Portia's journey - I endured it all, says retiring MP
Declaring she has "endured it all", including claims she was illiterate, Portia Simpson Miller, Jamaica's first female minister, has bid goodbye to representational politics, 43 years after her entrance as a councillor in the Kingston and St Andrew Municipal Corporation.
Yesterday, the Parliament, in a joint sitting, paid tribute to the 71-year-old who used her last address to the nation's legislature to track how she got elected to the House in 1976, her nine terms representing St Andrew South Western, her election to head the People's National Party and subsequent elevation as head of government.
"It has been quite a journey. I have endured it all - the ridicule, the victories, and defeats. But I have stood tall and remained focused," she said. "I have consistently been able to do so out of the fundamental belief that good will always overcome evil."
The ridicule started, she said, from she was picked to run for the St Andrew constituency. It continued when she contested for the leadership of the party on both occasions, and then when she became prime minister for the first time in 2006.

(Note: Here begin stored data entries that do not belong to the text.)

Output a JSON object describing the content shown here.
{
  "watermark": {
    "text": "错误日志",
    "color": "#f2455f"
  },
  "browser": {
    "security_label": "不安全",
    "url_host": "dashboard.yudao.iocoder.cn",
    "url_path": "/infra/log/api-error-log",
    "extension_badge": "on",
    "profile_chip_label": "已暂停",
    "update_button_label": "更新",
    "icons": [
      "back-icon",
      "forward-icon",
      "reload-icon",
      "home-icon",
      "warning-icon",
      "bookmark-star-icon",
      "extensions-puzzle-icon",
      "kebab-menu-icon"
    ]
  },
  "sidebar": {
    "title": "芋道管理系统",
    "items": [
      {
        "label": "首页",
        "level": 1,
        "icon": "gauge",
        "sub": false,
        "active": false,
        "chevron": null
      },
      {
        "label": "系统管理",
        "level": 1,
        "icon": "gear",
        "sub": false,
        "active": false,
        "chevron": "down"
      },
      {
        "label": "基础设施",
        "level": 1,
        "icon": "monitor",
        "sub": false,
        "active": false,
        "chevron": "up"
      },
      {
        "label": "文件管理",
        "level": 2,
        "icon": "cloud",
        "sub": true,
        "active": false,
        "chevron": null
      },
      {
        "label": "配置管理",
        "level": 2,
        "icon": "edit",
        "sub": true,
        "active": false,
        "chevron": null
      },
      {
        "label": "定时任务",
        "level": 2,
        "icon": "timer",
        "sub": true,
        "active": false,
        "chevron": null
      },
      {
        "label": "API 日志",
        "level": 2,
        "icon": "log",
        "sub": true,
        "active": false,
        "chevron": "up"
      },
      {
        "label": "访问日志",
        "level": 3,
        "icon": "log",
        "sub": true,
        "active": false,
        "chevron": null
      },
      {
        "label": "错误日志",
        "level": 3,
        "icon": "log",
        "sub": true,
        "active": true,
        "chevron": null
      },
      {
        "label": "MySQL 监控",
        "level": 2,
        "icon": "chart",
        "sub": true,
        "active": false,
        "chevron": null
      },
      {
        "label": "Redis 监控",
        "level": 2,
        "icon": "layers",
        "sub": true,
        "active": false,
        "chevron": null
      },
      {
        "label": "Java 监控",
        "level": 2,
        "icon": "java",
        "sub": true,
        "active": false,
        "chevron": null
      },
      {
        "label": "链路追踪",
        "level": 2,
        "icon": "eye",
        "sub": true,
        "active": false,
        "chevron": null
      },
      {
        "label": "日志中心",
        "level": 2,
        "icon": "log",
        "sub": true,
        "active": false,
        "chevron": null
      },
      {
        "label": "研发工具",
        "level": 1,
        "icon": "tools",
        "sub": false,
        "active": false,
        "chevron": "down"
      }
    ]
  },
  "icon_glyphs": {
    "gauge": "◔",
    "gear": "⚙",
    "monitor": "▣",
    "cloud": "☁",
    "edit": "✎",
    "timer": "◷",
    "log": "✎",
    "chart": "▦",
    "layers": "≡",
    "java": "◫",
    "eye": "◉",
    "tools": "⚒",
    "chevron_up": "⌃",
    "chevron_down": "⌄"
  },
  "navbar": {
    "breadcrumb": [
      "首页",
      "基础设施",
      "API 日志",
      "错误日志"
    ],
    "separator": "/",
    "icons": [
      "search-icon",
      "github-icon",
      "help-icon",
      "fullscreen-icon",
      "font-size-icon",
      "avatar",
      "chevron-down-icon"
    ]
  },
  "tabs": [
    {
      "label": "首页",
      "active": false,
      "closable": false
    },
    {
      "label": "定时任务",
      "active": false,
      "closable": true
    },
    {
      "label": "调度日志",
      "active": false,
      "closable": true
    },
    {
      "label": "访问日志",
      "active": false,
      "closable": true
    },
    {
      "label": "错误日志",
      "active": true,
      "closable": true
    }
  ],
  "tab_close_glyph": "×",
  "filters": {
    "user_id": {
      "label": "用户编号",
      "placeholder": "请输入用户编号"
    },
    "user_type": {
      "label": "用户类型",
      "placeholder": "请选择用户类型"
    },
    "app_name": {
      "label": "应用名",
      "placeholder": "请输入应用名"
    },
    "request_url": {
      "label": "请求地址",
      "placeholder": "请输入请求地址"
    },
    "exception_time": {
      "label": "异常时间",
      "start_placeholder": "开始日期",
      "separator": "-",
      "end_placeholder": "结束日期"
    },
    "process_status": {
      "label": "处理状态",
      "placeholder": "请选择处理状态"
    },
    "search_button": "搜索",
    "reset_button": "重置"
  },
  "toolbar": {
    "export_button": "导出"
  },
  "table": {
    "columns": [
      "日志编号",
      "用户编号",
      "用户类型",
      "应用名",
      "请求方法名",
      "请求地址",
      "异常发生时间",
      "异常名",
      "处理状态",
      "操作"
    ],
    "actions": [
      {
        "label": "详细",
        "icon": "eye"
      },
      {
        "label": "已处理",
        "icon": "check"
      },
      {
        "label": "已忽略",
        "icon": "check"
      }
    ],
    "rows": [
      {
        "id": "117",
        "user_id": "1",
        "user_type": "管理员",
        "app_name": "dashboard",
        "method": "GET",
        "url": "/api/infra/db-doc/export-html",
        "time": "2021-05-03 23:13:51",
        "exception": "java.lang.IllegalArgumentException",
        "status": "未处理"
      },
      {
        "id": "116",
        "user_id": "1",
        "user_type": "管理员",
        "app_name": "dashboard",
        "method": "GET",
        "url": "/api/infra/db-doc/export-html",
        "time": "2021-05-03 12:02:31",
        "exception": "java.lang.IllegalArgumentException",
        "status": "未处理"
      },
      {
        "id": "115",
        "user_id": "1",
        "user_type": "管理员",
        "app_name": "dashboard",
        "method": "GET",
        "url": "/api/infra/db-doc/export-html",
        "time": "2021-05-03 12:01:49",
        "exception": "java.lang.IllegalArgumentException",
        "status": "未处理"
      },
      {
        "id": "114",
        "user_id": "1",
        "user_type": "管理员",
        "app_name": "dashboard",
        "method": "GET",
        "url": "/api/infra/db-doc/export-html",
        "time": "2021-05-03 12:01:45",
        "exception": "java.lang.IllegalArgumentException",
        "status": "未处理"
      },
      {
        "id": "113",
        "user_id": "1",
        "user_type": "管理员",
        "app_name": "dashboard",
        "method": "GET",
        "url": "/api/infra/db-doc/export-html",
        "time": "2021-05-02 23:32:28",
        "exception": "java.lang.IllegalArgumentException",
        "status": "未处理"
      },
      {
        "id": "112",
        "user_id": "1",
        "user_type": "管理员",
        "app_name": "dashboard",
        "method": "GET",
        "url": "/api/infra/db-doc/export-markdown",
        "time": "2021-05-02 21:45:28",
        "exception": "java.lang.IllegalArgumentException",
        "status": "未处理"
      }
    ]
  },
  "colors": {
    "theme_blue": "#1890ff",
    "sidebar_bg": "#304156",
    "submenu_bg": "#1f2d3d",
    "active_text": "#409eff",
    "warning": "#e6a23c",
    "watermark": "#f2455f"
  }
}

"I am proud of my record of representation of the people of St Andrew South Western," Simpson Miller said. She has been criticised for the level of development in the area especially given the length of her representation.
"I inherited a constituency with poor and inadequate housing, poor or no public infrastructure, poor health-care facilities, and limited access to special services," she said, adding that the election of 1976 saw her "thrown into the deep enduring a period of extreme political violence".
"I had to build community leadership, and steadily improve the living conditions and give hope to the people. I have been an active MP and with the support of the people. I have accomplished much."
Date with destiny
At the national level, as Cabinet minister or prime minister, Portia Simpson Miller noted her achievements in sports, labour and especially in helping to secure improved conditions for farm workers.
Having had her "date with destiny" in 2006, Simpson Miller, when she took the reins government, said, "I had defied the odds. This girl made the journey from Wood Hall to Jamaica House."
The current economic reform programme, which started during her second stint as head of government, she said, was a major part of her legacy and a period when she claimed she had to "balance the books, while balancing people's lives".
"In the early days, some said I could not read. [But] while some judged me harshly, I was determined to be who I wanted to be, not how others saw me."
Critics have said Simpson Miller as head of government was too slow to punish errant members of her administrations and did not engage fully with national issues.
As party leader, they claimed she took too long to call it quits, raising questions of whether she was pushed, when she stepped down earlier this year after leading the PNP in 2016 to its second general election defeat out of three under her leadership.
"Many have commented about my legacy in recent weeks. While there are many significant things that I can point to and say, I did that, the legacy I am most proud of is my relationship with the people of Jamaica."
Simpson Miller's resignation as MP takes effect tomorrow.